In some cases, the traditional practices of dukun may even be harmful. As an example, Vaidya explained that when a birth assistant massages a woman’s belly during labor before the cervix is fully dilated, it can rupture the uterus. Too, dukun may not realize the importance of thoroughly removing all pieces of the placenta, which otherwise can lead to fatal hemorrhaging. Another serious problem of at-home births that health officials cite is unhygienic conditions, which can cause deadly infections.
Because dukun remain popular, however, the government is searching for ways to redefine their roles while trained midwives assume the responsibility of performing deliveries. “In reality, dukun do more than assisting at birth,” said Kim-Farley. “They also provide cooking, cleaning, bathing of the mother and other supportive services that families appreciate. We need to get (trained midwives and traditional birth attendants) working as a team. It doesn’t have to be one or the other.”
A newly published report by the State Ministry for the Role of Women and the Ford Foundation, The Mother Friendly Movement in Indonesia, describes efforts being carried out in eight trial districts -– which together account for 70 percent of all maternal deaths in Indonesia — to overcome barriers to safe motherhood. The community-based initiatives include efforts such as these:
- PKK volunteers (kader) have assumed the responsibility of identifying and monitoring all pregnant women in their districts. They record medical data on standardized cards, and post tags or other markers on each house where a pregnant woman lives, with a special designation that identifies women at high-risk. These volunteers also disseminate information about the importance of proper nutrition, and promote awareness of possible risks in pregnancy and childbirth.
- A variety of efforts is being made to improve the technical skills of village-based midwives. Training programs conducted at hospitals or by visiting physicians are designed to make midwives more competent in dealing with high-risk pregnancies and deliveries as well as routine births. Puskesmas doctors also getting more specialized training in emergency obstetric care.
- Districts have devised a number of innovative ways to meet the transportation needs of high-risk pregnant women who are referred to puskesmas or hospitals. “Village ambulance cooperatives” have been organized, and one district established “Mother Friendly Waiting Homes” as places of temporary transit to reduce the travel distances for women who live in isolated villages.
- To address poverty and alleviate concerns among pregnant women and their families about the costs of hospital deliveries, special Safe Motherhood funds have been established with government “seed money” and community donations. Couples also are counseled about the importance of setting aside money for birth-related costs.
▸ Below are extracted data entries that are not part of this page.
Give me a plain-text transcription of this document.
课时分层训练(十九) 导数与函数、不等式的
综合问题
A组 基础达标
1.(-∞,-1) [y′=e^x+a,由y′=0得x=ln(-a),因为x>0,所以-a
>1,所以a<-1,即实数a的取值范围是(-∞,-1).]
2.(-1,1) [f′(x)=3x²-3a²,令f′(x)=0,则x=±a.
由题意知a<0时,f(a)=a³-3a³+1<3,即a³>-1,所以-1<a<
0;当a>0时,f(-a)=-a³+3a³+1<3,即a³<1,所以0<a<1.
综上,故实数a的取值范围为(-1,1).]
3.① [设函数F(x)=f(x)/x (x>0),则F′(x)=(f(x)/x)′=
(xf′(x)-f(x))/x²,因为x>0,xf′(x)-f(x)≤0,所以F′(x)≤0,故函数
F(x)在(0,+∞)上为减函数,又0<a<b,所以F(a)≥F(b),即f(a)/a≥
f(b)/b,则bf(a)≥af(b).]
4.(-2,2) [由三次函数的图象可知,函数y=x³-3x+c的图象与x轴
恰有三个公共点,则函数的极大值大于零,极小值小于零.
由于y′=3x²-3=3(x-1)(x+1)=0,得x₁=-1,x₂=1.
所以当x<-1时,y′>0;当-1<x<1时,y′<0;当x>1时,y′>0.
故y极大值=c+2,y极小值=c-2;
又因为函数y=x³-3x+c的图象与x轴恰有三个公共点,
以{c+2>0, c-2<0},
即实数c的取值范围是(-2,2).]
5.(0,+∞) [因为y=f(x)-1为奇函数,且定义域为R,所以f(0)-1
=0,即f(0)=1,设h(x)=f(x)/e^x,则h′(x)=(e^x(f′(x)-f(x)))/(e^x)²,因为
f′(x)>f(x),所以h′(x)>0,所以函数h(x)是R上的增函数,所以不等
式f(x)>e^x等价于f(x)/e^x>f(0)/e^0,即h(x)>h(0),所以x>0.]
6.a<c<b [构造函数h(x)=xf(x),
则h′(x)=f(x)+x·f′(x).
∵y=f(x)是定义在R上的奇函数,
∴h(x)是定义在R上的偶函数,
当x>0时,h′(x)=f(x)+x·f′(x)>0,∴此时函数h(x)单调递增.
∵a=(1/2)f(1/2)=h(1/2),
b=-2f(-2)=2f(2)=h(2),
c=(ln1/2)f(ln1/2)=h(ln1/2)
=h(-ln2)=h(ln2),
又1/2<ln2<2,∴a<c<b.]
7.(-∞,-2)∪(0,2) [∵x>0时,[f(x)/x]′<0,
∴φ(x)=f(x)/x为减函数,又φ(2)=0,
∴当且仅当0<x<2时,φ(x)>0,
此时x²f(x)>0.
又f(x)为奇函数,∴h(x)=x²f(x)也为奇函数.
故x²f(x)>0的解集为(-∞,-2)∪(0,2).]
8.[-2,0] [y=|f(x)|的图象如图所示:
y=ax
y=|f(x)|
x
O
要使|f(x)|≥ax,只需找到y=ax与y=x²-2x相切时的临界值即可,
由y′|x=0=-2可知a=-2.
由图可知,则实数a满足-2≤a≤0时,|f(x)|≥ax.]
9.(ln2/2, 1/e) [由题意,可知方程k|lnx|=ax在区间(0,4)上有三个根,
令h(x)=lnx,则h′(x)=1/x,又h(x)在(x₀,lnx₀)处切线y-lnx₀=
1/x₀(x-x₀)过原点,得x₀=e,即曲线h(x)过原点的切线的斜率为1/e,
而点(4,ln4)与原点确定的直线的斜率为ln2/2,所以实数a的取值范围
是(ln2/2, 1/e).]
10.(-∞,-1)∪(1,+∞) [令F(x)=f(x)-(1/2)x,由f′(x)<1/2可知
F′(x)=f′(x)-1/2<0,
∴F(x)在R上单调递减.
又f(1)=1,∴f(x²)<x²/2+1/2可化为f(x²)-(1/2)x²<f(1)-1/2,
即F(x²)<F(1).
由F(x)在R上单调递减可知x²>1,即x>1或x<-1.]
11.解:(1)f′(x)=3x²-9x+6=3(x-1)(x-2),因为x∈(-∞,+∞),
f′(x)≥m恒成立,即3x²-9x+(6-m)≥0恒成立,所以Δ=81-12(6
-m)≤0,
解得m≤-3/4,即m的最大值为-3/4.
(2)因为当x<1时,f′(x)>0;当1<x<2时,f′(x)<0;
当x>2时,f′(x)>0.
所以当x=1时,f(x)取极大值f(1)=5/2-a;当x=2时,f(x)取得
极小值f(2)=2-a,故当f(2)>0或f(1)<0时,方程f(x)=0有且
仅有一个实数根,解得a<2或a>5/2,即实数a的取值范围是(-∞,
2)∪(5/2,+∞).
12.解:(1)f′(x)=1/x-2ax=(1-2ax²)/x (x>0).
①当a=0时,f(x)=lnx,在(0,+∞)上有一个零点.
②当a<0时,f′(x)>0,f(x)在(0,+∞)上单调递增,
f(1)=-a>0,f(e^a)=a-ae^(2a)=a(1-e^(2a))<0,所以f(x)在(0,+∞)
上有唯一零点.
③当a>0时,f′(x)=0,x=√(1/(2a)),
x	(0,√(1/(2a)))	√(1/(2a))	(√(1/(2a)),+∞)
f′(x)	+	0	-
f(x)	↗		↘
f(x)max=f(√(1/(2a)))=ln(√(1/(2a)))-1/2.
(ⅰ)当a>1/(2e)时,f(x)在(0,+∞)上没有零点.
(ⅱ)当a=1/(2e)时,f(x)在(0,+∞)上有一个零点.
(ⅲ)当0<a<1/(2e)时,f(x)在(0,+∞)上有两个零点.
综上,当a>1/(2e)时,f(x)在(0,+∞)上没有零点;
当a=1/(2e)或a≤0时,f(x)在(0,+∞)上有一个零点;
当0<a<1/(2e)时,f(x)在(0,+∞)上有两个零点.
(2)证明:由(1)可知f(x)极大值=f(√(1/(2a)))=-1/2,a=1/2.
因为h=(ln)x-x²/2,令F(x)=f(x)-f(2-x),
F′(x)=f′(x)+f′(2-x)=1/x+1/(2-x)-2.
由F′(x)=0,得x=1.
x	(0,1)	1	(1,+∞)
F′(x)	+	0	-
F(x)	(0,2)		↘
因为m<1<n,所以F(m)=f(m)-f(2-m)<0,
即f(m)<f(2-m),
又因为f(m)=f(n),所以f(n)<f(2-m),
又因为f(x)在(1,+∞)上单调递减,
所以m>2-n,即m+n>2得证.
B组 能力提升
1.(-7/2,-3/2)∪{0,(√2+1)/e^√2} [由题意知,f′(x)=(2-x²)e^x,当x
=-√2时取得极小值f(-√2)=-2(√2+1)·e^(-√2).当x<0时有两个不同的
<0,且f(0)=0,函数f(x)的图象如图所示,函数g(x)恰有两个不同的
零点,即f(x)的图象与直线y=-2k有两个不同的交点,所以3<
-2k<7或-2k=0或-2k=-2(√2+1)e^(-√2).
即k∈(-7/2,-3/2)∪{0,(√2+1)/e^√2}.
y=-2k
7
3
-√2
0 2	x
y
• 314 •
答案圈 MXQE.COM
The religious community in Indonesia has taken an active role in the “Mother Friendly Movement,” with Moslem leaders incorporating themes of family welfare and safe motherhood into their sermons. By way of explaining such strong support, Rachmi said the teachings of Muhammad include stories that counsel people to show respect toward their mothers.
“Community mobilization around the issue of safe motherhood,” Rachmi added, “has been remarkable.”